In chapter 5, Monster Debris means all kind of trash in the ocean. It includes ghost nets, that are lost, ripped, or thrown from fishing vessel, can tangle marine creatures, even trash in their path. Drifting ghost nets also crush and scrape coral reefs, ruining hundreds of year worth of coral growth in the crash of a single wave. These ghost nets are highly destructive. How do you find ghost nets in an ocean that is larger than all seven continents combined? The job would be like trying to find a needle in a haystack…, unless you know something about Pacific Ocean currents and how floating objects drift in them.

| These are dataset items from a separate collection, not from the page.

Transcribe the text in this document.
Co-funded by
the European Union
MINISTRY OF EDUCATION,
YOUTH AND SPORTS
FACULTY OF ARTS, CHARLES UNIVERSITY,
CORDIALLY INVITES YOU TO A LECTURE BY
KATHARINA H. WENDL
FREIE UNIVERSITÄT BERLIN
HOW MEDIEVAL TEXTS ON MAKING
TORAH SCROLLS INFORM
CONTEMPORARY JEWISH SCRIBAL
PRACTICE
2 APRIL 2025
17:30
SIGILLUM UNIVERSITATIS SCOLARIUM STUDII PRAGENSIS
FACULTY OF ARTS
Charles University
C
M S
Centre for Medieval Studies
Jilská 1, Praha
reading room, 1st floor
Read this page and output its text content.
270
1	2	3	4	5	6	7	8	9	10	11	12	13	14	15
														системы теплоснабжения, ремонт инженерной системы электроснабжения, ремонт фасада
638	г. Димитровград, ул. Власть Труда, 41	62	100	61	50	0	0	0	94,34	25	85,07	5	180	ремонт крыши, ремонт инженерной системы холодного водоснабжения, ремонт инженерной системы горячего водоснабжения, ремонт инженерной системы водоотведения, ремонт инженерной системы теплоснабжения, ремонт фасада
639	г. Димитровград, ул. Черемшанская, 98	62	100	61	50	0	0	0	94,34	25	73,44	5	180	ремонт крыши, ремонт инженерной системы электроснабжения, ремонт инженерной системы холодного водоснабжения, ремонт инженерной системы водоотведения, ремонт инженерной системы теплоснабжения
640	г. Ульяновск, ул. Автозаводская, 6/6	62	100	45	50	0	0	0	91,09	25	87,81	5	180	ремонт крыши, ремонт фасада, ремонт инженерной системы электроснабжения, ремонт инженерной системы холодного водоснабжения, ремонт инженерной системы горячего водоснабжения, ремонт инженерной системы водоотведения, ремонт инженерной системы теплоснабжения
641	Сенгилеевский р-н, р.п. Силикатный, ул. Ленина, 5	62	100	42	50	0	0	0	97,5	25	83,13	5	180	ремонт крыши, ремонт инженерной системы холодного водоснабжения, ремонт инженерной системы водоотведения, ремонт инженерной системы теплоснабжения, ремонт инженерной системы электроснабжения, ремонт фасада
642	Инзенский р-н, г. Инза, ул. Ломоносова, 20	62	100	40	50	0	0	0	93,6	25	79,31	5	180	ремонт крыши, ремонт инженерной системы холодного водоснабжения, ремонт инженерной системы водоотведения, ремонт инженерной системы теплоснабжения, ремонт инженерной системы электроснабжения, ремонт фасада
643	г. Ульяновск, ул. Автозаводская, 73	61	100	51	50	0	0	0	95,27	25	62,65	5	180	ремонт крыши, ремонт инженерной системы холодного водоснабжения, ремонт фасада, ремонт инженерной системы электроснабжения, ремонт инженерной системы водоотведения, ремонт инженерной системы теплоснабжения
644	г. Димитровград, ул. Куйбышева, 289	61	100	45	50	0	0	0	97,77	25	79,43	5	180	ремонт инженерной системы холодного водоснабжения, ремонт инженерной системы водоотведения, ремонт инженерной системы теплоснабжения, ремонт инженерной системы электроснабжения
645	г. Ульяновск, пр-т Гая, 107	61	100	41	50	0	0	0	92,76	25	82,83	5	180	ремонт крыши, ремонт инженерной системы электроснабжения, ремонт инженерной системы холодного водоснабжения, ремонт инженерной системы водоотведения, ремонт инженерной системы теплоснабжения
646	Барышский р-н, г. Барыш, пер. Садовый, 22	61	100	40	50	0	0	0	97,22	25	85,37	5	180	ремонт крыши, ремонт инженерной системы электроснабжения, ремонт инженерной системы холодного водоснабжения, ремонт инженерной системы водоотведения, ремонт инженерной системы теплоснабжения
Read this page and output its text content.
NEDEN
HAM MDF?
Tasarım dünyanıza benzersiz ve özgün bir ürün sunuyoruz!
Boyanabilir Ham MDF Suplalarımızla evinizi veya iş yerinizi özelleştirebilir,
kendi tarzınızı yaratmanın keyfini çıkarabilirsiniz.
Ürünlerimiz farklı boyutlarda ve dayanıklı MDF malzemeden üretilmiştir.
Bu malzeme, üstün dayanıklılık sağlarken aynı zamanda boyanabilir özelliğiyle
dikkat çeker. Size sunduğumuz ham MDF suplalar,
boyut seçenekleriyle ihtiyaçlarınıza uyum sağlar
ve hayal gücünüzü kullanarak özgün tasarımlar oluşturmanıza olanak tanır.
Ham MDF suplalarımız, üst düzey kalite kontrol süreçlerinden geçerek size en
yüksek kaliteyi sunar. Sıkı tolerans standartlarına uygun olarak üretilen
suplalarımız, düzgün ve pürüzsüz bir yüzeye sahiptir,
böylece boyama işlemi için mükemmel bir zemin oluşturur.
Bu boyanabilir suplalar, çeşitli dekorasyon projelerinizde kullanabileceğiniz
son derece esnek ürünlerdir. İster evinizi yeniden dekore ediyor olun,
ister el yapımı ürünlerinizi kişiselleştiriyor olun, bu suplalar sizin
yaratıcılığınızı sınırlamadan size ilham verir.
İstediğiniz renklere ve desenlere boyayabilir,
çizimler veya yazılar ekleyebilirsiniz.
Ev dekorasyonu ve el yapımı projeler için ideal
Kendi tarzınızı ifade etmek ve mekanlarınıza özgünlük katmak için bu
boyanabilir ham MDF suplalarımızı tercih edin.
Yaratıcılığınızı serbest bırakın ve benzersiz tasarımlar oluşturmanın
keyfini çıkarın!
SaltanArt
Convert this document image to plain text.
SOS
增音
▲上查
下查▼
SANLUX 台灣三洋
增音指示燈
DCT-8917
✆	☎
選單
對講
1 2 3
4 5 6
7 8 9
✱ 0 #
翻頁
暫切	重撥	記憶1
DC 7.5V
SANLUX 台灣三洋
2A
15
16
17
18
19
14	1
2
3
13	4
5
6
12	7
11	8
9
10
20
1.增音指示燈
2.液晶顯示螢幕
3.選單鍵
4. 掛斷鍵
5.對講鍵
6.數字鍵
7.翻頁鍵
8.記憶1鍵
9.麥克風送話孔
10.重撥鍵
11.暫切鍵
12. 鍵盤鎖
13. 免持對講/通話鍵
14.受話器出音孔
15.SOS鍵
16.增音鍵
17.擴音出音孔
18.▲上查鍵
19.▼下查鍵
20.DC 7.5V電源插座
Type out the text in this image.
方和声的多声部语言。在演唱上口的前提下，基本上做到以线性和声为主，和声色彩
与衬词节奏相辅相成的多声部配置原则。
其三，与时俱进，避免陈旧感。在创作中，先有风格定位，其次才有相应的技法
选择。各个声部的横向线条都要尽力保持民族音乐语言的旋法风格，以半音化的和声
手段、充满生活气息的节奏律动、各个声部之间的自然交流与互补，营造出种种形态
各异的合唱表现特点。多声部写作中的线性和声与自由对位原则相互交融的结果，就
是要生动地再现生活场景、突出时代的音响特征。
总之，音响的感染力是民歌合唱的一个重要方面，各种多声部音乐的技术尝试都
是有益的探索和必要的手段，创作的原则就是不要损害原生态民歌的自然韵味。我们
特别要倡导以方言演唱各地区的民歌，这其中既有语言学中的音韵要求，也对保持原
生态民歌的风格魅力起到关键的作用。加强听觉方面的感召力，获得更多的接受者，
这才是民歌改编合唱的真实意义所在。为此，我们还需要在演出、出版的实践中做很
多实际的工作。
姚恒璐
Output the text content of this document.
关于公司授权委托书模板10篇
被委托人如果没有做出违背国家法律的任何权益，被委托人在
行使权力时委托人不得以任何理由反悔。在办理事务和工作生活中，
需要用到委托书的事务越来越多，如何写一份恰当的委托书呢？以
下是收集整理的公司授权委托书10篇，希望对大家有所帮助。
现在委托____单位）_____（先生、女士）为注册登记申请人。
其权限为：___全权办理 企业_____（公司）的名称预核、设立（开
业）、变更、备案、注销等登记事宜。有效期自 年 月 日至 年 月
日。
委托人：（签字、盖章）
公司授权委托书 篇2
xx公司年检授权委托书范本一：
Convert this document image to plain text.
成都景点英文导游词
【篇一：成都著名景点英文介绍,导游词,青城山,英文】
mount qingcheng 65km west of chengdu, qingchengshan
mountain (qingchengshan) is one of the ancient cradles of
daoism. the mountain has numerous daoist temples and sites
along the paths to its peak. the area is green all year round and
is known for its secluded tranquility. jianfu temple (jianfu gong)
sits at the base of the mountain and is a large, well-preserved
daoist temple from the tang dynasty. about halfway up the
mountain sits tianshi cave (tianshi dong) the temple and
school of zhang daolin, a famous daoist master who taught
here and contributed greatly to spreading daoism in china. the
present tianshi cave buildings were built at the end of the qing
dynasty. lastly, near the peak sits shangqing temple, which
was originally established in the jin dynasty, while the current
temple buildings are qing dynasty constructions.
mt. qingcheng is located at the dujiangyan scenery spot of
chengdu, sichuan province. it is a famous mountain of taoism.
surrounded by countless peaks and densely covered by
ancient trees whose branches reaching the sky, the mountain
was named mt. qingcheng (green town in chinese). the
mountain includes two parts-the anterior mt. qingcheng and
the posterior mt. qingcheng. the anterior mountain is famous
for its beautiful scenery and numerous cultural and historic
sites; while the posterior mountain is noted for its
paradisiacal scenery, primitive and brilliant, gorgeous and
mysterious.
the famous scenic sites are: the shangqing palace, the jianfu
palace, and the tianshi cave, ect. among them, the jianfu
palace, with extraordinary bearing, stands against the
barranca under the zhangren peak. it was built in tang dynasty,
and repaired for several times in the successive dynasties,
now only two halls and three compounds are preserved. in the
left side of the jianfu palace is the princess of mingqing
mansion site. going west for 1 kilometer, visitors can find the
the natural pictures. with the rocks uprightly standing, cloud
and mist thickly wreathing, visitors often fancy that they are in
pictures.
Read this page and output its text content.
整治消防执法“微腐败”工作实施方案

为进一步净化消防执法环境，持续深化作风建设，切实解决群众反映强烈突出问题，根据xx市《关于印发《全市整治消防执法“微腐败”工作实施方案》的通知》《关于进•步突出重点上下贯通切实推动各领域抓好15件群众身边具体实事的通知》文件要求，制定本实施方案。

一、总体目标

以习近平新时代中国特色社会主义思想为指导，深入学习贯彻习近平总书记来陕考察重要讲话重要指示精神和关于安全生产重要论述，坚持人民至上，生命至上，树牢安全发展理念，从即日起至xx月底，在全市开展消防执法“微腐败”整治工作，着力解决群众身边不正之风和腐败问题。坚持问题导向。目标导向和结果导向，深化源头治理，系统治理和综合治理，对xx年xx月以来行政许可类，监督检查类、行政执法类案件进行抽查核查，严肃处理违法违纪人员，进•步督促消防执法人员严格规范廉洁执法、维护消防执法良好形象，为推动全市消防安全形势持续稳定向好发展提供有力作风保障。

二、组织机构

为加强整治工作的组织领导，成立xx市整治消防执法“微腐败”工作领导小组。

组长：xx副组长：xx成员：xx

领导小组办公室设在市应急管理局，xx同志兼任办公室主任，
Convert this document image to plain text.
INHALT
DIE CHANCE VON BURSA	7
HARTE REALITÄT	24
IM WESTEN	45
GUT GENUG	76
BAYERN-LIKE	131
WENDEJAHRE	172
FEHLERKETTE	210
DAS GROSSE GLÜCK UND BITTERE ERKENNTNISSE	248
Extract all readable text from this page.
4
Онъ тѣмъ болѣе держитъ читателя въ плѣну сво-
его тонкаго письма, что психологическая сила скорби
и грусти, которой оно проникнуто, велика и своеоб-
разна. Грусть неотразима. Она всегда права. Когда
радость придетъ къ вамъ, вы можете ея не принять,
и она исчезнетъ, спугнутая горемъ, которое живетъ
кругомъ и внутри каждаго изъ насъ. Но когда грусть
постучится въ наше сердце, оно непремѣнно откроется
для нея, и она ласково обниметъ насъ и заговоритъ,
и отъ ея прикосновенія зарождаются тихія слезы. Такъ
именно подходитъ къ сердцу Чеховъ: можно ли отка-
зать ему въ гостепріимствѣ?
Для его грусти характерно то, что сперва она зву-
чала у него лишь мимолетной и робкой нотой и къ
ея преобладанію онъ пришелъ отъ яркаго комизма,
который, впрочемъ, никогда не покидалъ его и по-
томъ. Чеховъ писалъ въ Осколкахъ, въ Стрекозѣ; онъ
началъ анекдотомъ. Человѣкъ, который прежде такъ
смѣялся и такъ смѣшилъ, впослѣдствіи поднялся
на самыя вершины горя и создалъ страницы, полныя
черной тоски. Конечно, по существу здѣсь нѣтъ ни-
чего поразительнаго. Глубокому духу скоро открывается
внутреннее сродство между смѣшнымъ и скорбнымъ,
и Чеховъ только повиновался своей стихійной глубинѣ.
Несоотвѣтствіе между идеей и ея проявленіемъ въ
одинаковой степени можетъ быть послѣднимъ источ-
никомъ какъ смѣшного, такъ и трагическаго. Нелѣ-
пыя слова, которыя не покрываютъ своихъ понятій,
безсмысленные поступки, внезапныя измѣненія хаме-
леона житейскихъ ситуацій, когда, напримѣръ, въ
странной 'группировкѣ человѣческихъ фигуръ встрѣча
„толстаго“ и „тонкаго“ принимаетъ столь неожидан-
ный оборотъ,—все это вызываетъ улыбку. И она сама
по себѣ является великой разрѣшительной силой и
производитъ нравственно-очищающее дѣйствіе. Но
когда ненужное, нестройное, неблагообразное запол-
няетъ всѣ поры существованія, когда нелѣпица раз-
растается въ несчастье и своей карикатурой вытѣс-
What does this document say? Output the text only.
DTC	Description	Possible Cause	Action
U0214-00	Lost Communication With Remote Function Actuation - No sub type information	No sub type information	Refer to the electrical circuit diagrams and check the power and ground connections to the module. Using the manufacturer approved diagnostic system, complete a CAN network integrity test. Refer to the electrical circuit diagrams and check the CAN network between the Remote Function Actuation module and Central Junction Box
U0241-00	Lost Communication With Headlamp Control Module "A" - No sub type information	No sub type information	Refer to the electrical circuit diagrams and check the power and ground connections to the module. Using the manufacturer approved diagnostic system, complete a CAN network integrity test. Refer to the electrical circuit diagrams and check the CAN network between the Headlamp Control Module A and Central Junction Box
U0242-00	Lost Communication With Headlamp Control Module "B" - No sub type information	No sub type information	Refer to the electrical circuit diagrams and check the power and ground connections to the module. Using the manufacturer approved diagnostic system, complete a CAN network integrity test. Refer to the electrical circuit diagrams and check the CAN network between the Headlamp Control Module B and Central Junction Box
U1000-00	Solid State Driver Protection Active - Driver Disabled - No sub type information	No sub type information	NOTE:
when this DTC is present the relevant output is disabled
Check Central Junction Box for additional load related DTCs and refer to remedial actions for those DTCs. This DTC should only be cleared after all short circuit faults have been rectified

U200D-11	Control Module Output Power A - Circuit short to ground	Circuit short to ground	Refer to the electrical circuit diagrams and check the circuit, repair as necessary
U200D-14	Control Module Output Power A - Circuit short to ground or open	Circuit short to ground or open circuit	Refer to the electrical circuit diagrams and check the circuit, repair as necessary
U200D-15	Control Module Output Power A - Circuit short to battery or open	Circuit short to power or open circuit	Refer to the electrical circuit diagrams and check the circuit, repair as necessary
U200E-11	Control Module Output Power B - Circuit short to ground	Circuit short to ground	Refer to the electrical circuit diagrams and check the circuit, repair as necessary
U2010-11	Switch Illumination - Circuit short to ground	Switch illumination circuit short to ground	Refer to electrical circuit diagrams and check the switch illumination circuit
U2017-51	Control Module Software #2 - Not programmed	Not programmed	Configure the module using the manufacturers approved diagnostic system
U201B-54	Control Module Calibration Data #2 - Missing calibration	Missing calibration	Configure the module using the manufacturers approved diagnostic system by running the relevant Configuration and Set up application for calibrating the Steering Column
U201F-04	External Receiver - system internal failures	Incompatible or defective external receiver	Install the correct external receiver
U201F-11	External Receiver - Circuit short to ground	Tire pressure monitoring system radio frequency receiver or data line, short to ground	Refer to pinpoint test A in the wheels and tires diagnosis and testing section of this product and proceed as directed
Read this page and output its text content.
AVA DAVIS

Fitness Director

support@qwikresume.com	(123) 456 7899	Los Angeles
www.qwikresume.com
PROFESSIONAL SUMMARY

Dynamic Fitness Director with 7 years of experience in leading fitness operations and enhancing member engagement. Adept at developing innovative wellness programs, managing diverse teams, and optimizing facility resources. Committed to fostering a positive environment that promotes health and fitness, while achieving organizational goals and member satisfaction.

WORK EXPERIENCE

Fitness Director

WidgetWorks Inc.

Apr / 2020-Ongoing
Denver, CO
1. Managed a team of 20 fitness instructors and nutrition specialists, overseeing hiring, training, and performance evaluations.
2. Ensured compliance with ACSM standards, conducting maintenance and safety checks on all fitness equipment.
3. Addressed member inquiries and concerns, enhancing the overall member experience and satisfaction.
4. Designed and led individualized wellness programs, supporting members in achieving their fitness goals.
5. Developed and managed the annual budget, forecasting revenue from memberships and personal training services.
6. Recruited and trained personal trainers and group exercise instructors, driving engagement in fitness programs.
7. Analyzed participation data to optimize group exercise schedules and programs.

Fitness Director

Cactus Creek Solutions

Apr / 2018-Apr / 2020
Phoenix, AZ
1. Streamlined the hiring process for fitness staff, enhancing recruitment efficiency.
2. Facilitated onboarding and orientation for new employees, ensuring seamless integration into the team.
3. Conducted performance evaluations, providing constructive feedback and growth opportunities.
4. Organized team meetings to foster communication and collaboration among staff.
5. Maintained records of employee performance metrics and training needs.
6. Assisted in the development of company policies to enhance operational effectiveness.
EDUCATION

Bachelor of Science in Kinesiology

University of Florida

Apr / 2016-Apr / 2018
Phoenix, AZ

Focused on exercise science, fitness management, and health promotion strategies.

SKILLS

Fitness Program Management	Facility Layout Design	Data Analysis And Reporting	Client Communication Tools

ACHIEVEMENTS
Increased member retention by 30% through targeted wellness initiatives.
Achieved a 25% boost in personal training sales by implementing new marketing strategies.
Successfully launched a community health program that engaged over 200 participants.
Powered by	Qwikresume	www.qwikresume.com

Combining information from satellites with information from computer models like OSCURS will help scientists to locate the Garbage Patch -and therefore ghost nets- more accurately.

This book has awoken the reader to the troubling quantity of trash adrift on the ocean, especially plastic. What can you do to help save the ocean from plastic? There is no organism anywhere on the planet that can digest plastic. Captain Charlie Moore emphasized the three R’s in the book; Reduce, Reuse, and Recycle.